In 1902, Massachusetts suffered an outbreak of smallpox, and the city of Cambridge Massachusetts’ Board of Health adopted a regulation requiring the vaccination of its residents. Cambridge inhabitants that refused were subject to a $5 fine. A Cambridge pastor, Henning Jacobson, experienced a bad reaction after receiving the smallpox vaccine as a child, and he felt his family inherited a condition that made the vaccine uniquely dangerous. Mr. Jacobson refused to be vaccinated or pay the associated fine which ultimately led to his criminal prosecution.

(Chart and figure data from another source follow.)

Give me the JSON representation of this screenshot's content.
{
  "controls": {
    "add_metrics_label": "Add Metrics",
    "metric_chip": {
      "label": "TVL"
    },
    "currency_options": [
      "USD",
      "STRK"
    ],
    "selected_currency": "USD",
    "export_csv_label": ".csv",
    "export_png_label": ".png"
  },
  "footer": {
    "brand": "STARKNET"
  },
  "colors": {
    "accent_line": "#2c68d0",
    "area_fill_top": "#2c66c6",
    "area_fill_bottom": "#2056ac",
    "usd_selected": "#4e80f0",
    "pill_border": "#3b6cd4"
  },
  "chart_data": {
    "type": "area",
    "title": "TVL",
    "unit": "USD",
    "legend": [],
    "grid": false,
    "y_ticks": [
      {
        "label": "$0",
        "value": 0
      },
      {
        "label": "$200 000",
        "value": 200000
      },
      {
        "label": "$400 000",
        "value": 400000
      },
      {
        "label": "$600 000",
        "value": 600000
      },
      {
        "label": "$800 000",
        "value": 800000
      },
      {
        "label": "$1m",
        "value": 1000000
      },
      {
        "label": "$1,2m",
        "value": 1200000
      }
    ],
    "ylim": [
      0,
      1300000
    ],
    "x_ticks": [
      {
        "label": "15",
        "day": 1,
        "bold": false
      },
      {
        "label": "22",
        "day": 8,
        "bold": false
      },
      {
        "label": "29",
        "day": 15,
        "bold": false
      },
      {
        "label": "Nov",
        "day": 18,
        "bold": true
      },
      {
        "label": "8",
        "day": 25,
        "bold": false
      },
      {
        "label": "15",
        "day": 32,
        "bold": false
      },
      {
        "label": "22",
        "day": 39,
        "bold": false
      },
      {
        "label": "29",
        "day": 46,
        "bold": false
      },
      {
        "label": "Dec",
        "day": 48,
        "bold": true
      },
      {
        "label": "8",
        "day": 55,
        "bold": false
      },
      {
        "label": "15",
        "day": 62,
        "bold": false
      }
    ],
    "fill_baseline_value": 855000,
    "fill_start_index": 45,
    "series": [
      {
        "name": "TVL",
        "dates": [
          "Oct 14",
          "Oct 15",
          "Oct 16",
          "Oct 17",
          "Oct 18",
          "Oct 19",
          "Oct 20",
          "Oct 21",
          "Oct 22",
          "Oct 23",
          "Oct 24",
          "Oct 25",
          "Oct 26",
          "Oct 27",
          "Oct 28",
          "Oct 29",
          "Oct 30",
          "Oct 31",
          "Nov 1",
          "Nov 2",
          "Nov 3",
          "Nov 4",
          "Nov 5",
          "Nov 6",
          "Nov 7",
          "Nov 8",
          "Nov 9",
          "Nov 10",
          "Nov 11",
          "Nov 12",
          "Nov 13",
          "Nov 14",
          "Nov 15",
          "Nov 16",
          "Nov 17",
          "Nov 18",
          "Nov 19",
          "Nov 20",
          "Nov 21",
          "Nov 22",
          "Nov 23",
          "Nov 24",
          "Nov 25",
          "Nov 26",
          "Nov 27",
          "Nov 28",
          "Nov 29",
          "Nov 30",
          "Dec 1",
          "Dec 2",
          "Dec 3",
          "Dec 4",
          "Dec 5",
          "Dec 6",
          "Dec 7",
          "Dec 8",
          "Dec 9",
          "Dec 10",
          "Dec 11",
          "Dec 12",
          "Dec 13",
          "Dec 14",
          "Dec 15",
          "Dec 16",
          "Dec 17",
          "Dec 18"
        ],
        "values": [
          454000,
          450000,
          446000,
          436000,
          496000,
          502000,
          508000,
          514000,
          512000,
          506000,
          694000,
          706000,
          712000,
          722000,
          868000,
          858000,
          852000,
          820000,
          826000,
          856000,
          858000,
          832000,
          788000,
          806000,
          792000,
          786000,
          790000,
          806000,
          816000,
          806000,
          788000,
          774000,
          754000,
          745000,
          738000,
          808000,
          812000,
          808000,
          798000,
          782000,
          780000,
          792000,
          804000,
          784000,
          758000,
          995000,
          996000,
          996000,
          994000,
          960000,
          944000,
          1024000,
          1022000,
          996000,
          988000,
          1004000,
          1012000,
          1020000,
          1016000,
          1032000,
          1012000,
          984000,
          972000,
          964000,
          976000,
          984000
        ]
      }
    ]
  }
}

On appeal to the U.S. Supreme Court, Mr. Jacobson argued the Cambridge regulation infringed upon his rights secured by the 14th Amendment of the U.S. Constitution. The 14th Amendment contains several broadly worded civil protections, including a clause providing:
“No State shall make or enforce any law which shall abridge the privileges or immunities of citizens of the United States; nor deprive any person of life, liberty, or property without due process of law, nor deny to any person within its jurisdiction the equal protection of the laws[.]”
Referencing the above clause, Mr. Jacobson contended the Massachusetts ordinance deprived him of his constitutionally protected individual liberties and, ultimately, that citizens should not be penalized for refusing vaccinations in any circumstance. He also argued that the regulation was “arbitrary and oppressive,” employing words from a legal standard in constitutional precedent.
In response, the Commonwealth of Massachusetts argued that constitutionally protected individual liberties are not limitless in scope. Specifically, the U.S. Constitution also grants “police power” to the states to take specific actions to ensure the health and safety of its citizens.
The Supreme Court sided with Massachusetts in an opinion authored by Justice Harlan. In essence, the Court affirmed that individual liberties must in certain circumstances give way to public health initiatives:
There are manifold restraints to which every person is necessarily subject for the common good. On any other basis organized society could not exist with safety to its members. Society based on the rule that each one is a law unto himself would soon be confronted with disorder and anarchy. Real liberty for all could not exist under the operation of a principle which recognizes the right of each individual person to use his own, whether in respect of his person or his property, regardless of the injury that may be done to others.
Justice Harlan concluded by clarifying that in “extreme cases” forced vaccinations would be “cruel and inhumane” to individuals with peculiar health conditions. In those circumstances, the Court explained that the states’ administrative systems could adequately account for individualized vulnerabilities. However, the issue before the Court was whether general application of state-led vaccine mandates was permissible, and on that question, the Court determined that the public health measure did not violate the Constitution.